What happened with Blade was that a Black character and sufficiently and reasonably diversified cast members “including a black female lead” took a low budget movie done by a company with a string of comic to film failures, and straight up killed it. Wesley became an action star and a franchise was born. It was there all along. That “umpf” that gives legs to a property that is diverse and black and well-constructed. It was there, and it always has been. I met Wesley that following year at the Arnold Classic Bodybuilding Expo. He stopped by the booth I was manning for a property that I’d been creating for Rati Entertainment that they were trying to get him to consider. He mostly ignored me but was more than a bit enamored with Leslie Loh, the then lead actress for the property. She went with him, I stayed in the booth...I still miss her. Anyway, as he walked around there were literally thousands of people thronging him. I’d been to the expo for years and only EVER saw one other person treated that way by the crowd and that was Arnold himself. Dude was a star. And that’s when I realized that, “blackness wasn’t the problem.”


As a lifelong martial artist I saw much of myself in Wesley’s portrayal of Blade. But there was something more than that. I found that because I was a black man, I could project myself into the Blade intellectual property as anyone I’d choose to...including the hero. And, I could do this without changing my color. I could be Blade. I couldn’t be Robin or Nightwing...but I sure could be Blade. And you know what? That mattered to me more than even I realized. It still does.





The world of film and hopefully, television changed with a Big Bang recently. Yes, over the years we’ve seen in media more characters that look and mostly talk like us (I’ve still never heard another black person say “Sweet Christmas”) and some have real merit.
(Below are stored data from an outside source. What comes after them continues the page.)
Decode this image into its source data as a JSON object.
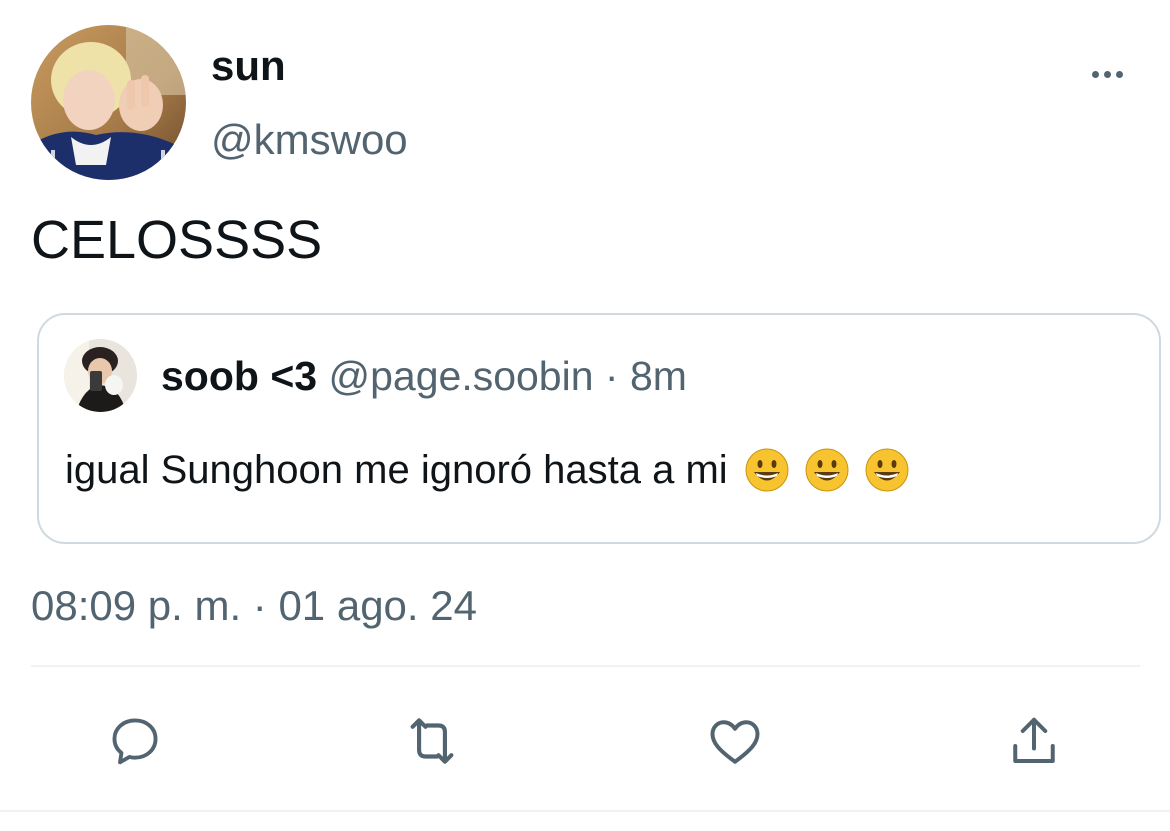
{
  "author": {
    "display_name": "sun",
    "handle": "@kmswoo"
  },
  "tweet": {
    "text": "CELOSSSS",
    "timestamp": "08:09 p. m. · 01 ago. 24"
  },
  "quoted_tweet": {
    "display_name": "soob <3",
    "meta": "@page.soobin · 8m",
    "text": "igual Sunghoon me ignoró hasta a mi",
    "emojis": [
      "grinning-face",
      "grinning-face",
      "grinning-face"
    ]
  },
  "actions": [
    "reply-icon",
    "retweet-icon",
    "like-icon",
    "share-icon"
  ],
  "colors": {
    "text_primary": "#0f1419",
    "text_secondary": "#536471",
    "border": "#cfd9de",
    "icon": "#536471"
  }
}
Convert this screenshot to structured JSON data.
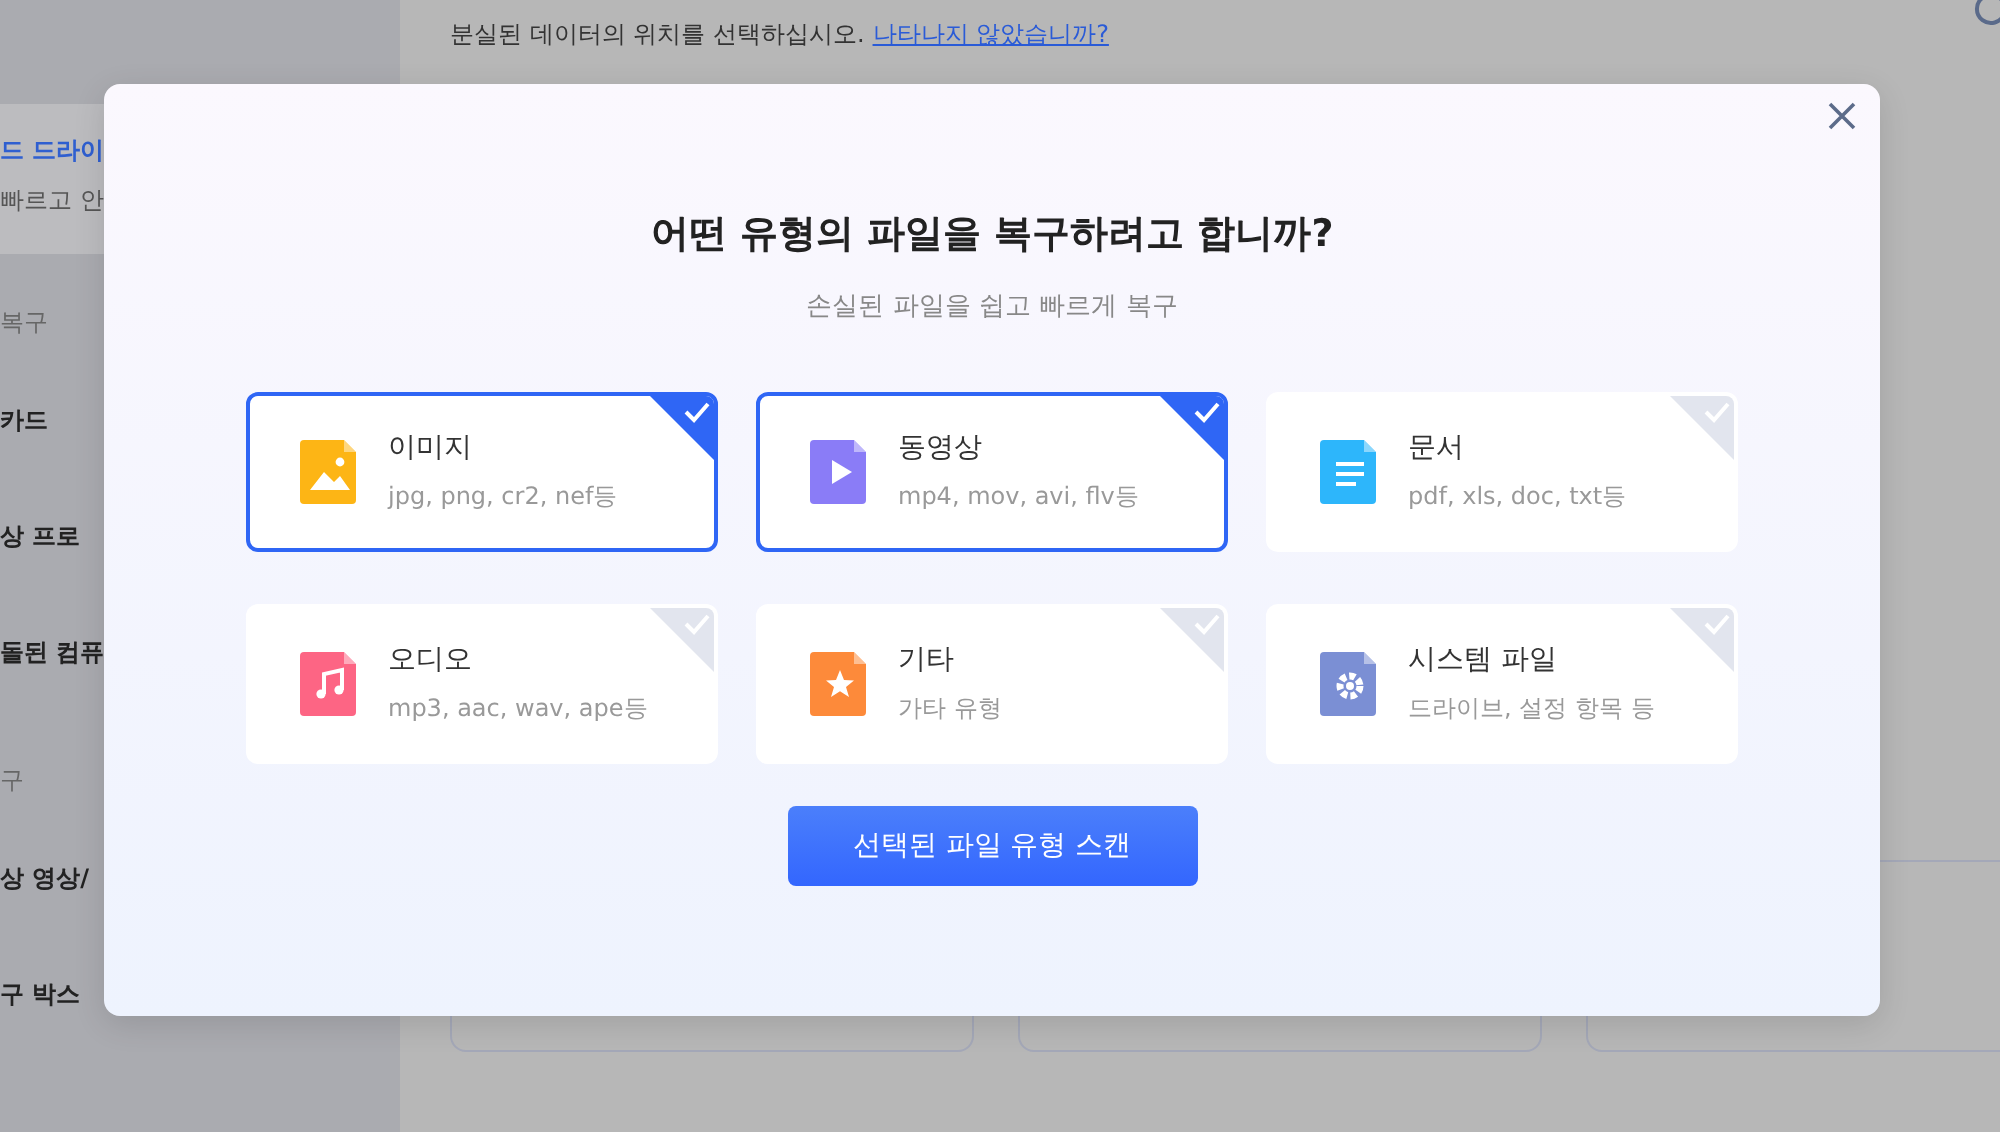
{
  "sidebar": {
    "items": [
      {
        "kind": "item",
        "title": "드 드라이",
        "subtitle": "빠르고 안",
        "selected": true
      },
      {
        "kind": "section",
        "title": "복구"
      },
      {
        "kind": "item",
        "title": "카드",
        "selected": false
      },
      {
        "kind": "item",
        "title": "상 프로",
        "selected": false
      },
      {
        "kind": "item",
        "title": "돌된 컴퓨",
        "selected": false
      },
      {
        "kind": "section",
        "title": "구"
      },
      {
        "kind": "item",
        "title": "상 영상/",
        "selected": false
      },
      {
        "kind": "item",
        "title": "구 박스",
        "selected": false
      }
    ]
  },
  "main": {
    "instruction": "분실된 데이터의 위치를 선택하십시오.",
    "help_link": "나타나지 않았습니까?"
  },
  "dialog": {
    "title": "어떤 유형의 파일을 복구하려고 합니까?",
    "subtitle": "손실된 파일을 쉽고 빠르게 복구",
    "file_types": [
      {
        "kind": "image",
        "name": "이미지",
        "extensions": "jpg, png, cr2, nef등",
        "selected": true
      },
      {
        "kind": "video",
        "name": "동영상",
        "extensions": "mp4, mov, avi, flv등",
        "selected": true
      },
      {
        "kind": "document",
        "name": "문서",
        "extensions": "pdf, xls, doc, txt등",
        "selected": false
      },
      {
        "kind": "audio",
        "name": "오디오",
        "extensions": "mp3, aac, wav, ape등",
        "selected": false
      },
      {
        "kind": "other",
        "name": "기타",
        "extensions": "가타 유형",
        "selected": false
      },
      {
        "kind": "system",
        "name": "시스템 파일",
        "extensions": "드라이브, 설정 항목 등",
        "selected": false
      }
    ],
    "scan_button": "선택된 파일 유형 스캔"
  }
}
But I’m a freaking NERD, and in the worlds of fantasy and SciFi, the going has still been pretty tough and the pickings still pretty thin. But Marvel made some sweet moves and for that, I’m grateful. With the historic success of Blade and the MCU screaming down the tracks, they took Luke Cage and nearly shut down Netflix. Netflix will SAY that it wasn’t the millions and millions of people logging on to watch Luke Cage that caused them to crash...that it just so happened to occur when the series launched, and we will mostly take them at their word (wink, wink) But my dudes at Marvel read the tea leaves correctly. They’d watched as Get Out soared to critical acclaim and box office success. The rumblings were there and with the launch of Black Panther and the incredible representation that it provided as a result of how it was done and who the creators were, they shook the world. We’re going to shake it again.
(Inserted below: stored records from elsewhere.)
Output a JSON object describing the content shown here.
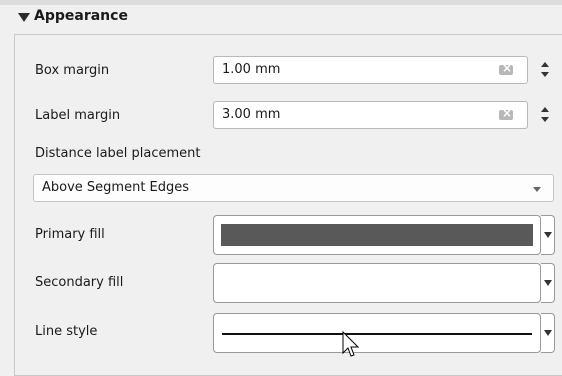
{
  "section": {
    "title": "Appearance"
  },
  "fields": {
    "box_margin": {
      "label": "Box margin",
      "value": "1.00 mm"
    },
    "label_margin": {
      "label": "Label margin",
      "value": "3.00 mm"
    },
    "distance_label_placement": {
      "label": "Distance label placement",
      "value": "Above Segment Edges"
    },
    "primary_fill": {
      "label": "Primary fill",
      "color": "#595959"
    },
    "secondary_fill": {
      "label": "Secondary fill",
      "color": "#ffffff"
    },
    "line_style": {
      "label": "Line style"
    }
  },
  "icons": {
    "section_toggle": "triangle-down-icon",
    "clear": "clear-icon",
    "stepper": "stepper-icon",
    "dropdown": "chevron-down-icon",
    "cursor": "mouse-pointer-icon"
  }
}
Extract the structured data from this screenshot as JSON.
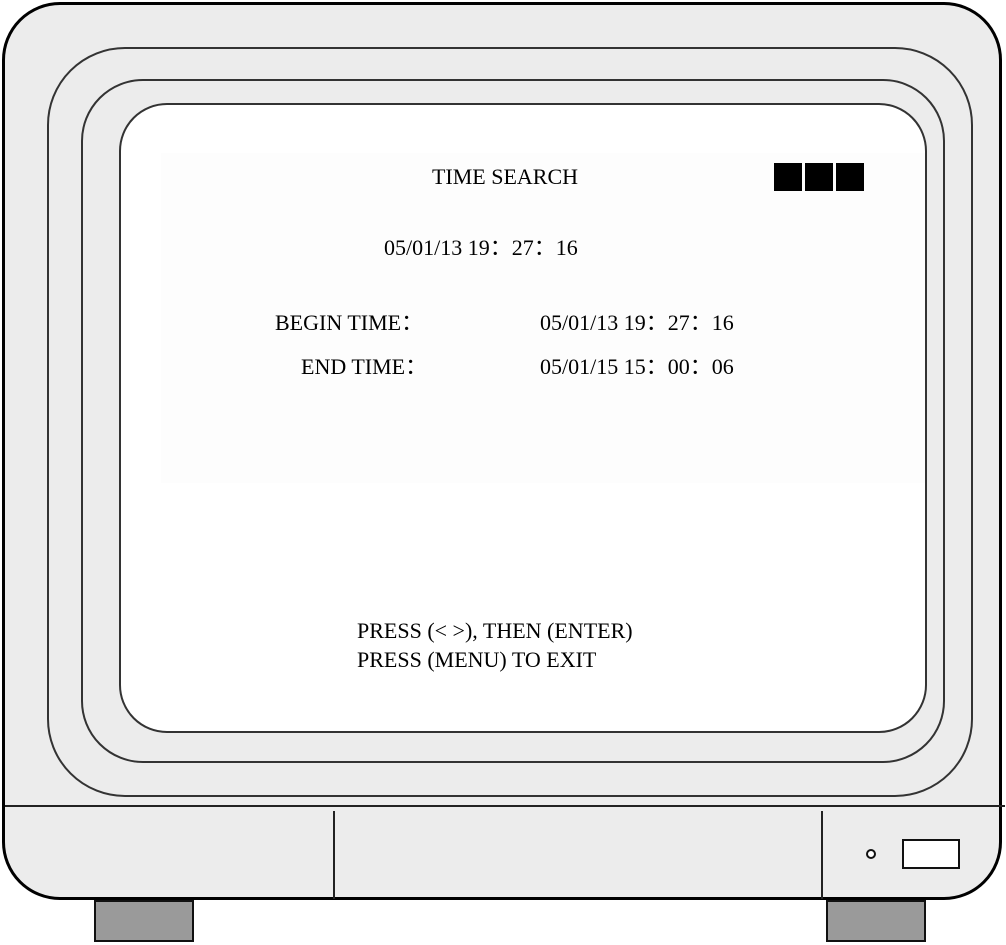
{
  "osd": {
    "title": "TIME SEARCH",
    "current_time": "05/01/13 19：27：16",
    "begin_label": "BEGIN TIME：",
    "begin_value": "05/01/13 19：27：16",
    "end_label": "END TIME：",
    "end_value": "05/01/15 15：00：06",
    "hint_navigate": "PRESS (< >), THEN (ENTER)",
    "hint_exit": "PRESS (MENU) TO EXIT"
  },
  "colors": {
    "bezel": "#ececec",
    "screen": "#ffffff",
    "feet": "#9a9a9a",
    "indicator_blocks": "#000000"
  },
  "icons": {
    "status_blocks": "solid-square-block",
    "led": "power-led-icon",
    "power_button": "power-button"
  }
}
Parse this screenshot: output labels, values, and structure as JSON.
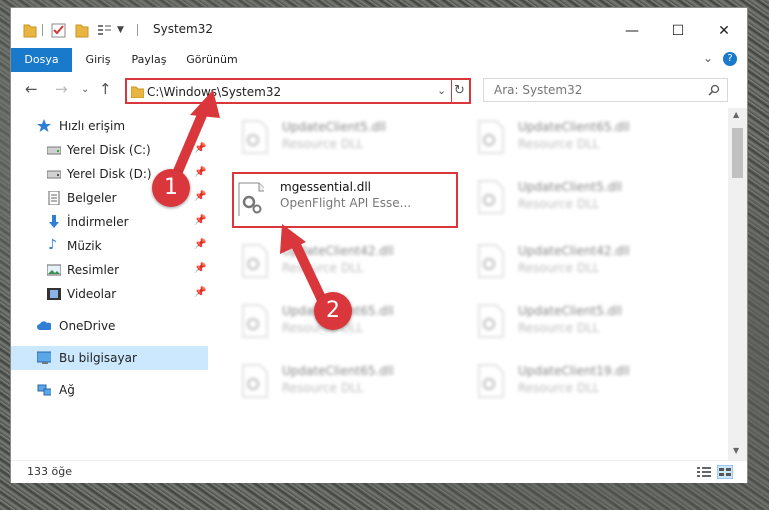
{
  "window": {
    "title": "System32",
    "controls": {
      "minimize": "—",
      "maximize": "☐",
      "close": "✕"
    }
  },
  "ribbon": {
    "tabs": [
      "Dosya",
      "Giriş",
      "Paylaş",
      "Görünüm"
    ],
    "expand": "⌄",
    "help": "?"
  },
  "address": {
    "path": "C:\\Windows\\System32",
    "search_placeholder": "Ara: System32"
  },
  "sidebar": {
    "items": [
      {
        "label": "Hızlı erişim",
        "icon": "star-icon",
        "pinned": false
      },
      {
        "label": "Yerel Disk (C:)",
        "icon": "disk-icon",
        "pinned": true
      },
      {
        "label": "Yerel Disk (D:)",
        "icon": "disk-icon",
        "pinned": true
      },
      {
        "label": "Belgeler",
        "icon": "documents-icon",
        "pinned": true
      },
      {
        "label": "İndirmeler",
        "icon": "download-icon",
        "pinned": true
      },
      {
        "label": "Müzik",
        "icon": "music-icon",
        "pinned": true
      },
      {
        "label": "Resimler",
        "icon": "pictures-icon",
        "pinned": true
      },
      {
        "label": "Videolar",
        "icon": "video-icon",
        "pinned": true
      },
      {
        "label": "OneDrive",
        "icon": "cloud-icon",
        "pinned": false
      },
      {
        "label": "Bu bilgisayar",
        "icon": "computer-icon",
        "pinned": false
      },
      {
        "label": "Ağ",
        "icon": "network-icon",
        "pinned": false
      }
    ]
  },
  "files": [
    {
      "name": "UpdateClient5.dll",
      "type": "Resource DLL"
    },
    {
      "name": "UpdateClient65.dll",
      "type": "Resource DLL"
    },
    {
      "name": "mgessential.dll",
      "type": "OpenFlight API Esse..."
    },
    {
      "name": "UpdateClient5.dll",
      "type": "Resource DLL"
    },
    {
      "name": "UpdateClient42.dll",
      "type": "Resource DLL"
    },
    {
      "name": "UpdateClient42.dll",
      "type": "Resource DLL"
    },
    {
      "name": "UpdateClient65.dll",
      "type": "Resource DLL"
    },
    {
      "name": "UpdateClient5.dll",
      "type": "Resource DLL"
    },
    {
      "name": "UpdateClient65.dll",
      "type": "Resource DLL"
    },
    {
      "name": "UpdateClient19.dll",
      "type": "Resource DLL"
    }
  ],
  "status": {
    "count": "133 öğe"
  },
  "annotations": {
    "badge1": "1",
    "badge2": "2"
  },
  "colors": {
    "accent": "#1979ca",
    "highlight": "#d9373b",
    "selected": "#cce8ff"
  }
}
I watched the trailers for film and television shows about to be released in 2018 and 2019 and I have to say, Hollywood has backslidden into the same old tropes. The ultimate white savior. The creative and smart black sidekick. The needy but gifted black child. The many black characters that don’t really matter to the real stakes of the story but are part of the pretty picture of “diversity” for the property. Like Marvel taking the super cool Miles Morales story, leaving everything the same and replacing him with Peter Parker, effectively making the three most important and powerful characters in this “diverse” story all white men. I love you Marvel, but that was a miss. But, not one we haven’t seen over and over again. Backsliding. You can’t get to heaven that way.
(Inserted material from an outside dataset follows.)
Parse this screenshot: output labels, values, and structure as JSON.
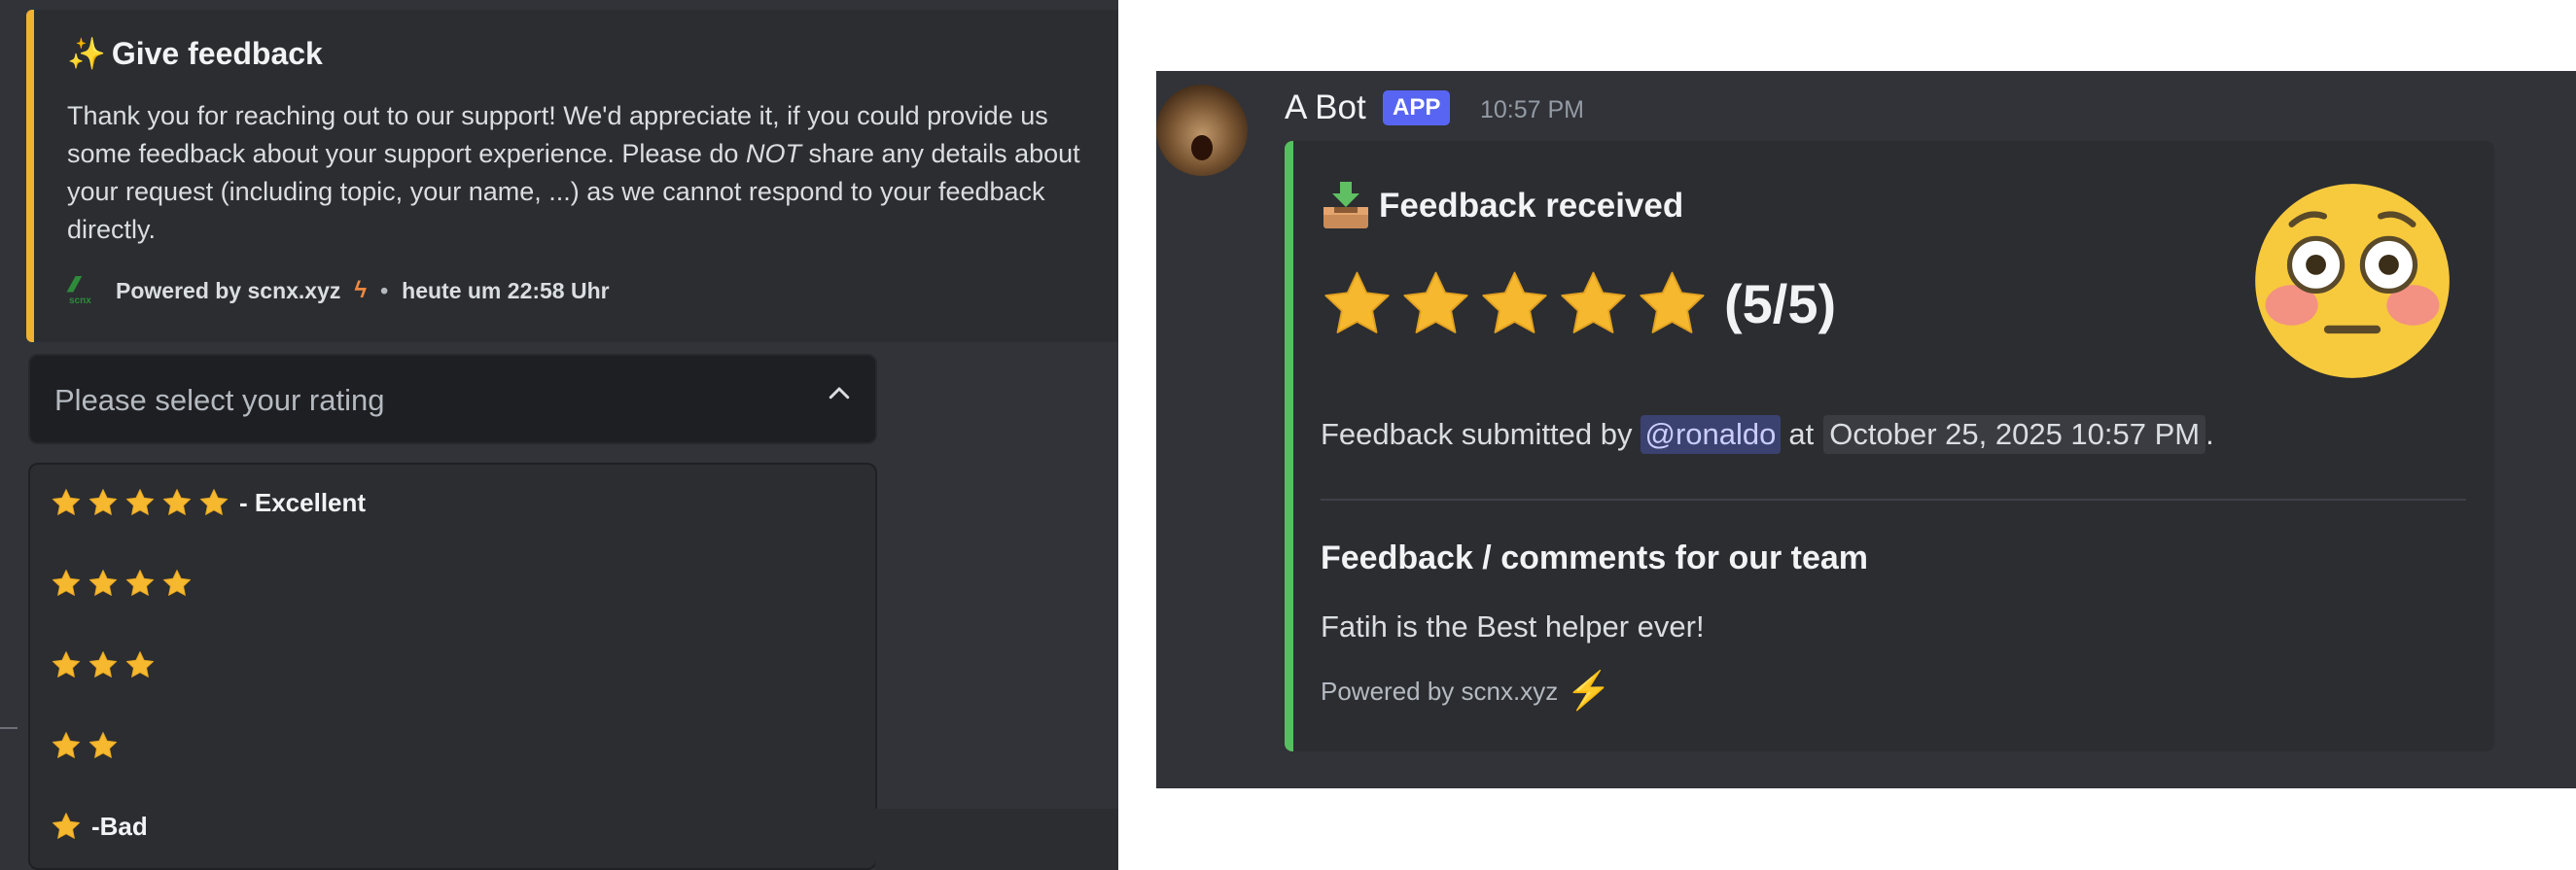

Representation matters. It matters more than what I knew...until I knew it. When I did understand, I began in earnest my fight to marshal the gifts and talents that God has given me to create as many super cool concepts, ideas and intellectual properties that are told honestly and in the most exciting and entertaining way possible with characters whose stories are told through a different lens. So far, Wicked Ways is the best of them. Welcome aboard.